In the new issue of Sister 2 Sister Magazine, singer Fantasia candidly discusses what went wrong in her relationship with Antwaun Cook. Their very public relationship has been played out in the media from day one—how she fell in love with a married guy, how he left his wife for her, her pregnancy, an alleged suicide attempt by her, the break up, his admission of cheating on her, and now her explaining why it won’t happen again. It’s almost like she feels she let her fans down and she’s making it up to us by promising that she’s learned her lesson.
She says she’s learned from her mistakes and has discovered that importance learning to love herself before loving others.
But what about Antwaun? What if anything has he learned?
Here’s a young man from Charlotte, North Carolina who after beginning a relationship with Fantasia gained instant celebrity status. The former T-Mobile salesman reportedly left his wife and child to pursue a life with someone who offered him an immediate upgrade….and no long-term contract.
Was he wrong? Absolutely. I don’t know anything about his home life, how he grew up or what role models he had or didn’t have. But I also know that you don’t have to be a 20-something dude from the south to get caught up in a highly publicized extra-marital scandal.
Antwaun is in good company, From high-ranking politicians, to pastors and priests, to school principals and TV stars, Antwaun and others have been given a template of how to break moral codes, ignore marriage vows and live double lives.
The boys will be boys wink and nod attitude only works when you look at the small picture. The big picture includes lots of casualties…in the Cook/Barrino case: his ex-wife, their child, Fantasia and their child, and even her older daughter. Throw Antwaun in there too. He’s a celebrity now but without the income to provide for his current two families. If you Google “Fantasia’s Baby Daddy, his name pops up more than 14,000 times. You can read about who he’s currently dating and his new job as the owner of a bail bonds company.

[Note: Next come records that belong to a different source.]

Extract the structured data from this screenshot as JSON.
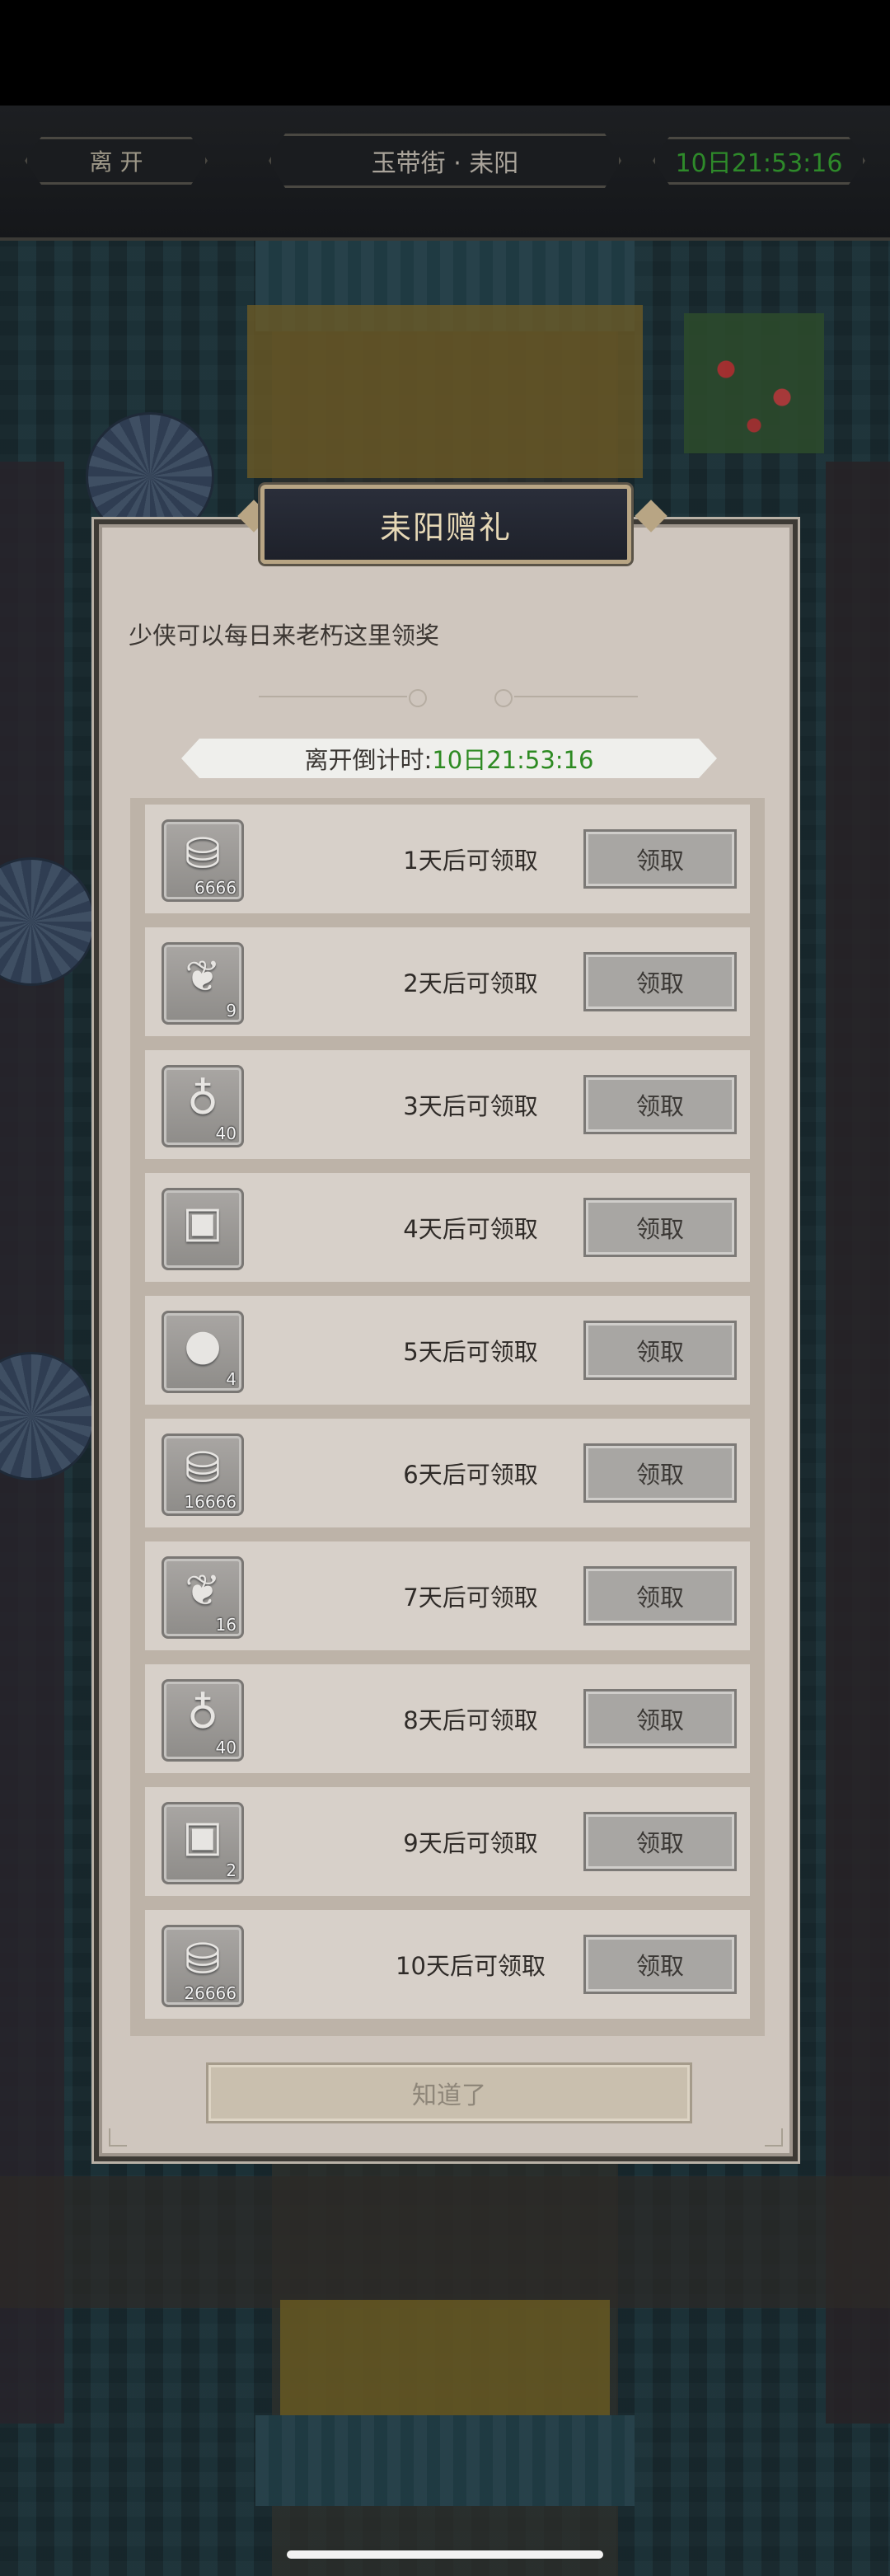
{
  "header": {
    "leave_label": "离 开",
    "location_label": "玉带街 · 耒阳",
    "timer_label": "10日21:53:16"
  },
  "dialog": {
    "title": "耒阳赠礼",
    "subtitle": "少侠可以每日来老朽这里领奖",
    "countdown_label": "离开倒计时:",
    "countdown_value": "10日21:53:16",
    "ok_label": "知道了",
    "rewards": [
      {
        "icon": "silver-ingot-icon",
        "qty": "6666",
        "label": "1天后可领取",
        "button": "领取"
      },
      {
        "icon": "jade-item-icon",
        "qty": "9",
        "label": "2天后可领取",
        "button": "领取"
      },
      {
        "icon": "gourd-icon",
        "qty": "40",
        "label": "3天后可领取",
        "button": "领取"
      },
      {
        "icon": "treasure-chest-icon",
        "qty": "",
        "label": "4天后可领取",
        "button": "领取"
      },
      {
        "icon": "crystal-ball-icon",
        "qty": "4",
        "label": "5天后可领取",
        "button": "领取"
      },
      {
        "icon": "silver-ingot-icon",
        "qty": "16666",
        "label": "6天后可领取",
        "button": "领取"
      },
      {
        "icon": "jade-item-icon",
        "qty": "16",
        "label": "7天后可领取",
        "button": "领取"
      },
      {
        "icon": "gourd-icon",
        "qty": "40",
        "label": "8天后可领取",
        "button": "领取"
      },
      {
        "icon": "treasure-chest-icon",
        "qty": "2",
        "label": "9天后可领取",
        "button": "领取"
      },
      {
        "icon": "silver-ingot-icon",
        "qty": "26666",
        "label": "10天后可领取",
        "button": "领取"
      }
    ]
  },
  "colors": {
    "countdown_value": "#2d8a22",
    "dialog_bg": "#cfc6be",
    "title_bg": "#1e212a",
    "title_text": "#e6d8b6"
  }
}
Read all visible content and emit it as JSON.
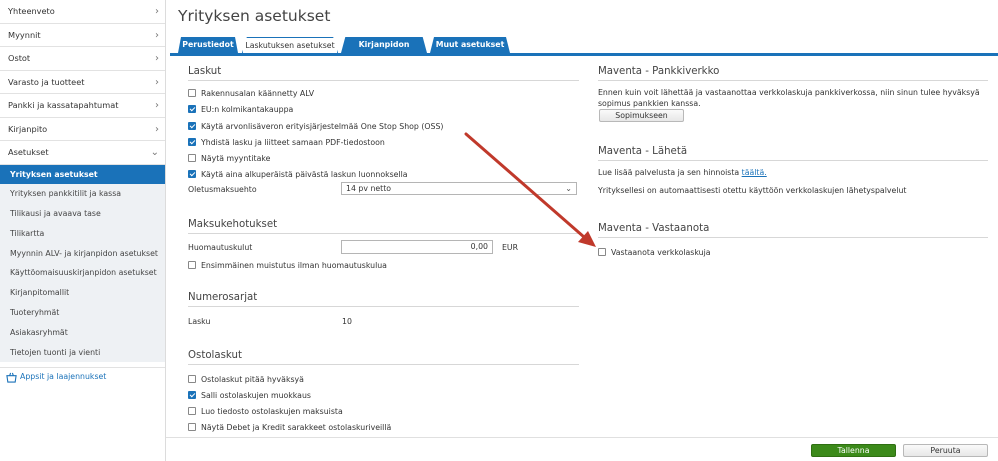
{
  "sidebar": {
    "nav": [
      {
        "label": "Yhteenveto",
        "chevron": "›"
      },
      {
        "label": "Myynnit",
        "chevron": "›"
      },
      {
        "label": "Ostot",
        "chevron": "›"
      },
      {
        "label": "Varasto ja tuotteet",
        "chevron": "›"
      },
      {
        "label": "Pankki ja kassatapahtumat",
        "chevron": "›"
      },
      {
        "label": "Kirjanpito",
        "chevron": "›"
      },
      {
        "label": "Asetukset",
        "chevron": "⌄"
      }
    ],
    "sub": [
      {
        "label": "Yrityksen asetukset",
        "active": true
      },
      {
        "label": "Yrityksen pankkitilit ja kassa"
      },
      {
        "label": "Tilikausi ja avaava tase"
      },
      {
        "label": "Tilikartta"
      },
      {
        "label": "Myynnin ALV- ja kirjanpidon asetukset"
      },
      {
        "label": "Käyttöomaisuuskirjanpidon asetukset"
      },
      {
        "label": "Kirjanpitomallit"
      },
      {
        "label": "Tuoteryhmät"
      },
      {
        "label": "Asiakasryhmät"
      },
      {
        "label": "Tietojen tuonti ja vienti"
      }
    ],
    "apps_label": "Appsit ja laajennukset"
  },
  "page": {
    "title": "Yrityksen asetukset",
    "tabs": [
      "Perustiedot",
      "Laskutuksen asetukset",
      "Kirjanpidon asetukset",
      "Muut asetukset"
    ],
    "active_tab": "Laskutuksen asetukset"
  },
  "laskut": {
    "title": "Laskut",
    "checkboxes": [
      {
        "label": "Rakennusalan käännetty ALV",
        "checked": false
      },
      {
        "label": "EU:n kolmikantakauppa",
        "checked": true
      },
      {
        "label": "Käytä arvonlisäveron erityisjärjestelmää One Stop Shop (OSS)",
        "checked": true
      },
      {
        "label": "Yhdistä lasku ja liitteet samaan PDF-tiedostoon",
        "checked": true
      },
      {
        "label": "Näytä myyntitake",
        "checked": false
      },
      {
        "label": "Käytä aina alkuperäistä päivästä laskun luonnoksella",
        "checked": true
      }
    ],
    "payment_term_label": "Oletusmaksuehto",
    "payment_term_value": "14 pv netto"
  },
  "maksukehotukset": {
    "title": "Maksukehotukset",
    "fee_label": "Huomautuskulut",
    "fee_value": "0,00",
    "currency": "EUR",
    "first_reminder_label": "Ensimmäinen muistutus ilman huomautuskulua",
    "first_reminder_checked": false
  },
  "numerosarjat": {
    "title": "Numerosarjat",
    "invoice_label": "Lasku",
    "invoice_value": "10"
  },
  "ostolaskut": {
    "title": "Ostolaskut",
    "checkboxes": [
      {
        "label": "Ostolaskut pitää hyväksyä",
        "checked": false
      },
      {
        "label": "Salli ostolaskujen muokkaus",
        "checked": true
      },
      {
        "label": "Luo tiedosto ostolaskujen maksuista",
        "checked": false
      },
      {
        "label": "Näytä Debet ja Kredit sarakkeet ostolaskuriveillä",
        "checked": false
      }
    ]
  },
  "maventa_pankki": {
    "title": "Maventa - Pankkiverkko",
    "text": "Ennen kuin voit lähettää ja vastaanottaa verkkolaskuja pankkiverkossa, niin sinun tulee hyväksyä sopimus pankkien kanssa.",
    "button": "Sopimukseen"
  },
  "maventa_laheta": {
    "title": "Maventa - Lähetä",
    "text": "Lue lisää palvelusta ja sen hinnoista",
    "link": "täältä.",
    "status": "Yrityksellesi on automaattisesti otettu käyttöön verkkolaskujen lähetyspalvelut"
  },
  "maventa_vastaanota": {
    "title": "Maventa - Vastaanota",
    "checkbox_label": "Vastaanota verkkolaskuja",
    "checked": false
  },
  "footer": {
    "save": "Tallenna",
    "cancel": "Peruuta"
  },
  "colors": {
    "accent": "#1a72b9",
    "save": "#3c8a1a",
    "arrow": "#c0392b"
  }
}
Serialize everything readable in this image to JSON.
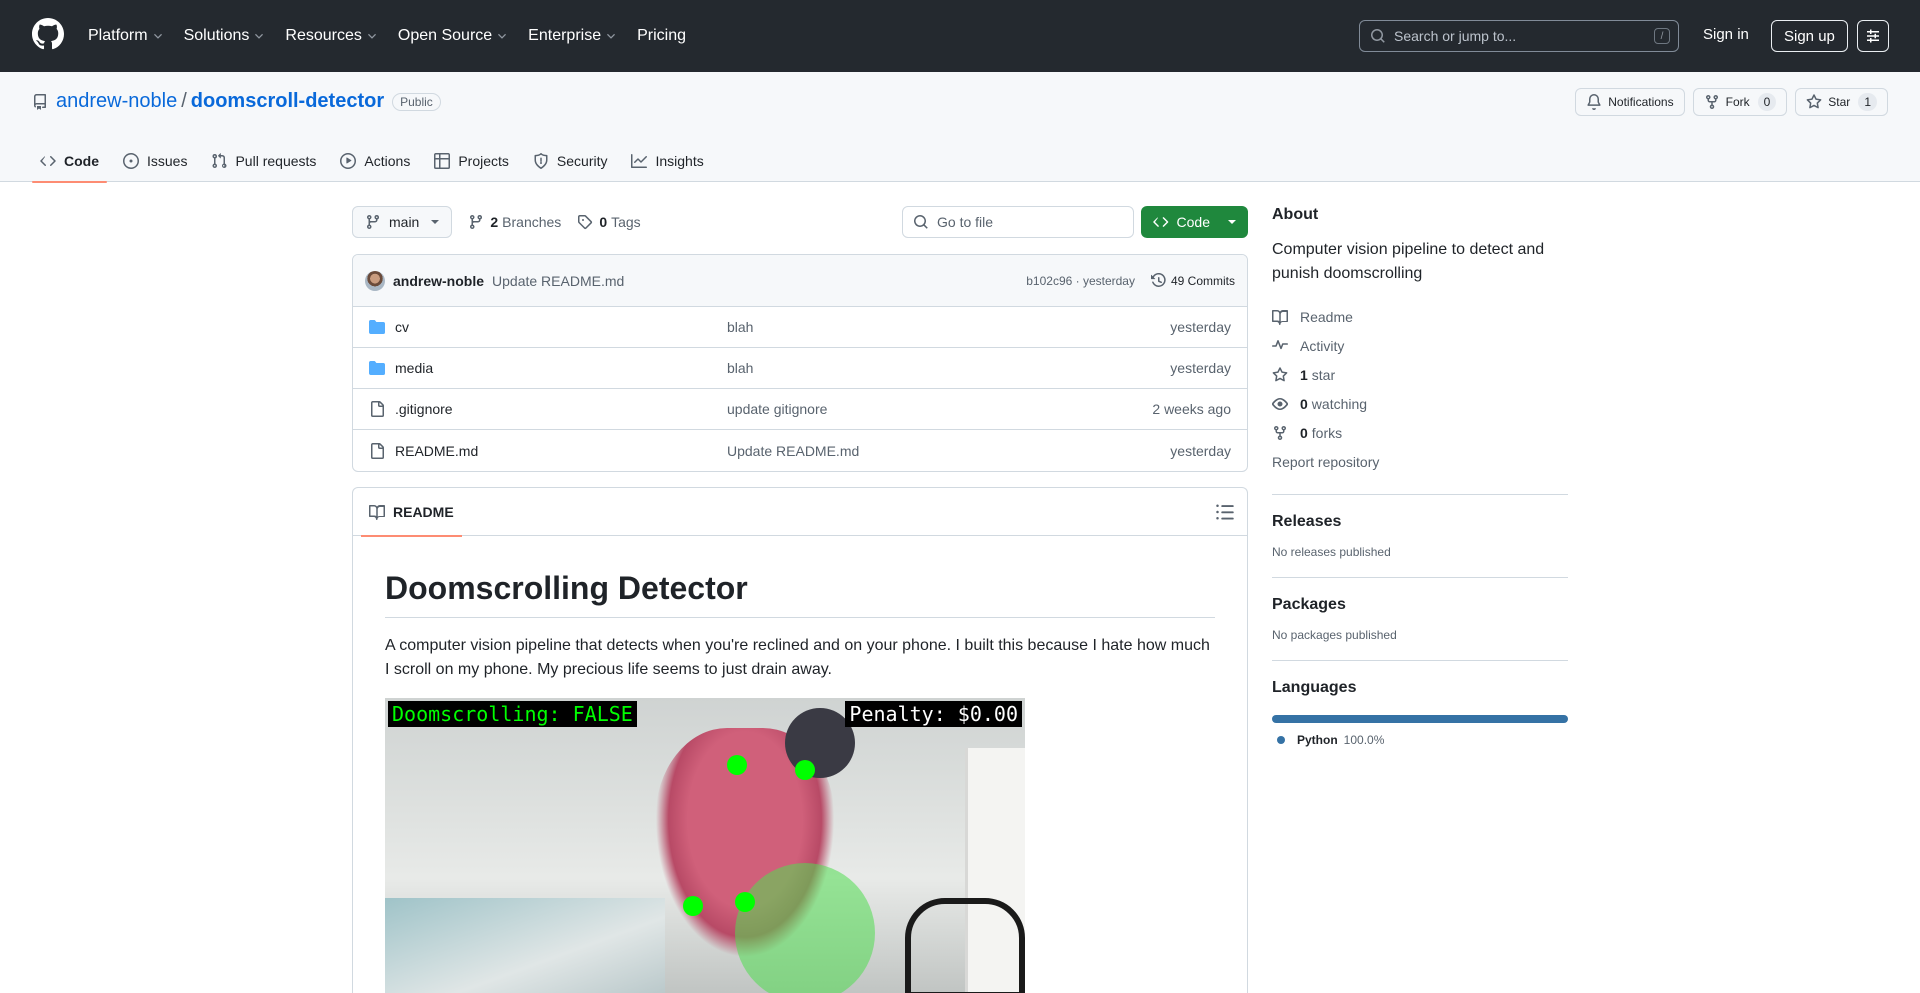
{
  "header": {
    "nav": [
      "Platform",
      "Solutions",
      "Resources",
      "Open Source",
      "Enterprise",
      "Pricing"
    ],
    "search_placeholder": "Search or jump to...",
    "search_kbd": "/",
    "signin": "Sign in",
    "signup": "Sign up"
  },
  "repo": {
    "owner": "andrew-noble",
    "separator": "/",
    "name": "doomscroll-detector",
    "visibility": "Public",
    "actions": {
      "notifications": "Notifications",
      "fork": "Fork",
      "fork_count": "0",
      "star": "Star",
      "star_count": "1"
    },
    "tabs": [
      "Code",
      "Issues",
      "Pull requests",
      "Actions",
      "Projects",
      "Security",
      "Insights"
    ]
  },
  "toolbar": {
    "branch": "main",
    "branches_count": "2",
    "branches_label": "Branches",
    "tags_count": "0",
    "tags_label": "Tags",
    "goto_placeholder": "Go to file",
    "code_label": "Code"
  },
  "commit": {
    "author": "andrew-noble",
    "message": "Update README.md",
    "hash_time": "b102c96 · yesterday",
    "commits": "49 Commits"
  },
  "files": [
    {
      "name": "cv",
      "type": "folder",
      "message": "blah",
      "date": "yesterday"
    },
    {
      "name": "media",
      "type": "folder",
      "message": "blah",
      "date": "yesterday"
    },
    {
      "name": ".gitignore",
      "type": "file",
      "message": "update gitignore",
      "date": "2 weeks ago"
    },
    {
      "name": "README.md",
      "type": "file",
      "message": "Update README.md",
      "date": "yesterday"
    }
  ],
  "readme": {
    "tab": "README",
    "title": "Doomscrolling Detector",
    "paragraph": "A computer vision pipeline that detects when you're reclined and on your phone. I built this because I hate how much I scroll on my phone. My precious life seems to just drain away.",
    "demo_label_left": "Doomscrolling: FALSE",
    "demo_label_right": "Penalty: $0.00"
  },
  "sidebar": {
    "about_title": "About",
    "description": "Computer vision pipeline to detect and punish doomscrolling",
    "links": {
      "readme": "Readme",
      "activity": "Activity",
      "stars_count": "1",
      "stars_label": "star",
      "watching_count": "0",
      "watching_label": "watching",
      "forks_count": "0",
      "forks_label": "forks",
      "report": "Report repository"
    },
    "releases_title": "Releases",
    "releases_text": "No releases published",
    "packages_title": "Packages",
    "packages_text": "No packages published",
    "languages_title": "Languages",
    "languages": [
      {
        "name": "Python",
        "percent": "100.0%",
        "color": "#3572a5"
      }
    ]
  },
  "colors": {
    "header_bg": "#24292f",
    "accent_link": "#0969da",
    "code_button": "#1f883d",
    "tab_underline": "#fd8c73",
    "folder_icon": "#54aeff"
  }
}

A lot of love and support comes Fantasia’s way as it does to any woman whose heart has been broken, especially by a married man. I do hope that she learns to love and value herself and to discern who she can and cannot trust.
But the Antwauns of the world need to hear that same message. Some of their behavior is also a result of self-esteem issues and them not really understanding their self-worth. As mothers of sons, it’s never too soon to let them know our high expectations are of them. Before they begin dating we should put as much scrutiny on their prospective girlfriends as they most likely will place on our boys. Let’s not spend our entire investment on girls and leave it our boys to figure things out.
In case Antwaun has never heard it, it isn’t too late for him to become the man, the father and husband he’s destined to be. And it isn’t too early to let our boys know they are expected to do the same.